844. Thank them again. Send a written summary within 24 hours.
85 
86### 7. Post-interview synthesis template
87 
88Complete this within 24 hours while the conversation is fresh:
89 
90```
91Stakeholder: [Name, role]
92Date: [Interview date]
93Interviewer: [Your name]
94 
95Key requirements identified:
961. [Requirement] — Priority: [High/Medium/Low] — Source quote: "[verbatim]"
972. ...
98 
99Assumptions tested:
100- [Assumption] → [Confirmed / Corrected / Nuanced] — Detail: [what changed]
101 
102Constraints uncovered:
103- [Constraint] — Impact: [what it rules out or limits]
104 
105Conflicts with other stakeholders:
106- [Stakeholder A wants X, Stakeholder B wants Y] — Resolution needed: [Yes/No]
107 
108Open questions for follow-up:
109- [Question] — Assigned to: [person] — Due: [date]
110```
111 
112## Quality checklist
113 
114Before marking the interview complete, verify:
115 
116- [ ] You prepared questions in advance — you did not wing it
117- [ ] The stakeholder spoke at least 70% of the time
118- [ ] You tested at least one assumption explicitly
119- [ ] You captured direct quotes for critical requirements, not just paraphrases
120- [ ] You identified at least one conflict or tension with other stakeholders' input
121- [ ] The closing summary was confirmed by the stakeholder, not just assumed accurate
122- [ ] A written synthesis was sent within 24 hours
123 
124## Common mistakes
125 
126- **Leading questions.** "Don't you think we should use a dashboard?" tells the stakeholder what you want to hear. Ask "How would you want to see this information?" instead.
127- **Interviewing in groups when you need individual perspectives.** Group interviews produce consensus answers, not honest ones. Interview individually first, then validate in groups.
128- **Treating requirements as final after one interview.** A single interview captures a snapshot. Requirements solidify across multiple conversations — plan for at least two rounds.
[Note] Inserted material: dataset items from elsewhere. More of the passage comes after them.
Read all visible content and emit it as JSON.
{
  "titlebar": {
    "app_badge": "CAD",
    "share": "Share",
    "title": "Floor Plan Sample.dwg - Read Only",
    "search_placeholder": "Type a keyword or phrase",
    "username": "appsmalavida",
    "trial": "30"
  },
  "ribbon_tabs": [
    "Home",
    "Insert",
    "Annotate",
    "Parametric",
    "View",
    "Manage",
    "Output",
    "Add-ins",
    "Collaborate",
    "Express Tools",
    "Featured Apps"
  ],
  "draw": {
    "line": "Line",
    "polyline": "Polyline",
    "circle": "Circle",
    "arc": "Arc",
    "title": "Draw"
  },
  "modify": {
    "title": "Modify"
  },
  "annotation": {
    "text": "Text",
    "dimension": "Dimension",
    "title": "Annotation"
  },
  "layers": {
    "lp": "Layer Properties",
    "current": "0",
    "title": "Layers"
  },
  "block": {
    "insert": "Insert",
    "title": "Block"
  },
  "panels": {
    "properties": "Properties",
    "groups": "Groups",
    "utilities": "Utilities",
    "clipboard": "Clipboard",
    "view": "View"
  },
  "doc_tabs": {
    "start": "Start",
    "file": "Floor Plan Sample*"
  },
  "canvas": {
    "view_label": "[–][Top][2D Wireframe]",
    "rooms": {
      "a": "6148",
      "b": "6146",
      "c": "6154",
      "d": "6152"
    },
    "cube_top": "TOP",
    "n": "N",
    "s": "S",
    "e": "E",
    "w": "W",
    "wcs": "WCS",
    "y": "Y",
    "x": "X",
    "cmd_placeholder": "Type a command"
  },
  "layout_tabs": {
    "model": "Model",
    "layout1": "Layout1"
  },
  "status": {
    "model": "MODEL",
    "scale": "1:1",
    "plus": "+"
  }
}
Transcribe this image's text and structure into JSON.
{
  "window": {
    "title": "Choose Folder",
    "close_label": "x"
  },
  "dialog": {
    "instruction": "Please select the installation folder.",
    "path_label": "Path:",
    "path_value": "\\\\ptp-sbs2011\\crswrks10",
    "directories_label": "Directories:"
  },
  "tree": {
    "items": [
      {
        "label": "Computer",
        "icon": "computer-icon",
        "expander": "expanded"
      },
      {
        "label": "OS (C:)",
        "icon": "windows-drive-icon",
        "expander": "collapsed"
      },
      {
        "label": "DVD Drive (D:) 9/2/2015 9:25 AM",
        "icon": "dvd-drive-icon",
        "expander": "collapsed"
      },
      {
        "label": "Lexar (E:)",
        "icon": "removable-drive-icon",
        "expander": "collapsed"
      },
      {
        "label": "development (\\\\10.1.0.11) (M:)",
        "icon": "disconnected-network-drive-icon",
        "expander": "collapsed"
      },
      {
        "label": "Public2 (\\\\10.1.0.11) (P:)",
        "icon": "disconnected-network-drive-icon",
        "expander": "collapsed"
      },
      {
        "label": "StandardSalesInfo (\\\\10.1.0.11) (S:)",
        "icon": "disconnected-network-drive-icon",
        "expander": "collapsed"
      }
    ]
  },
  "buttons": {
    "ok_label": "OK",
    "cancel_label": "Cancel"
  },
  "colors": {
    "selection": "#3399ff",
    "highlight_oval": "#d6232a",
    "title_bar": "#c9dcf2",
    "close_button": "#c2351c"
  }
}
129- **Skipping the assumption surfacing step.** Teams build on untested assumptions more often than on missing requirements. Make assumptions explicit or pay for them later.
130- **Recording everything except decisions.** Transcripts are useful but overwhelming. Synthesize into the template above — what matters is actionable output, not raw notes.
131- **Not asking "who else should I talk to?"** Every stakeholder knows someone you missed. This question is your best discovery tool for identifying hidden influencers.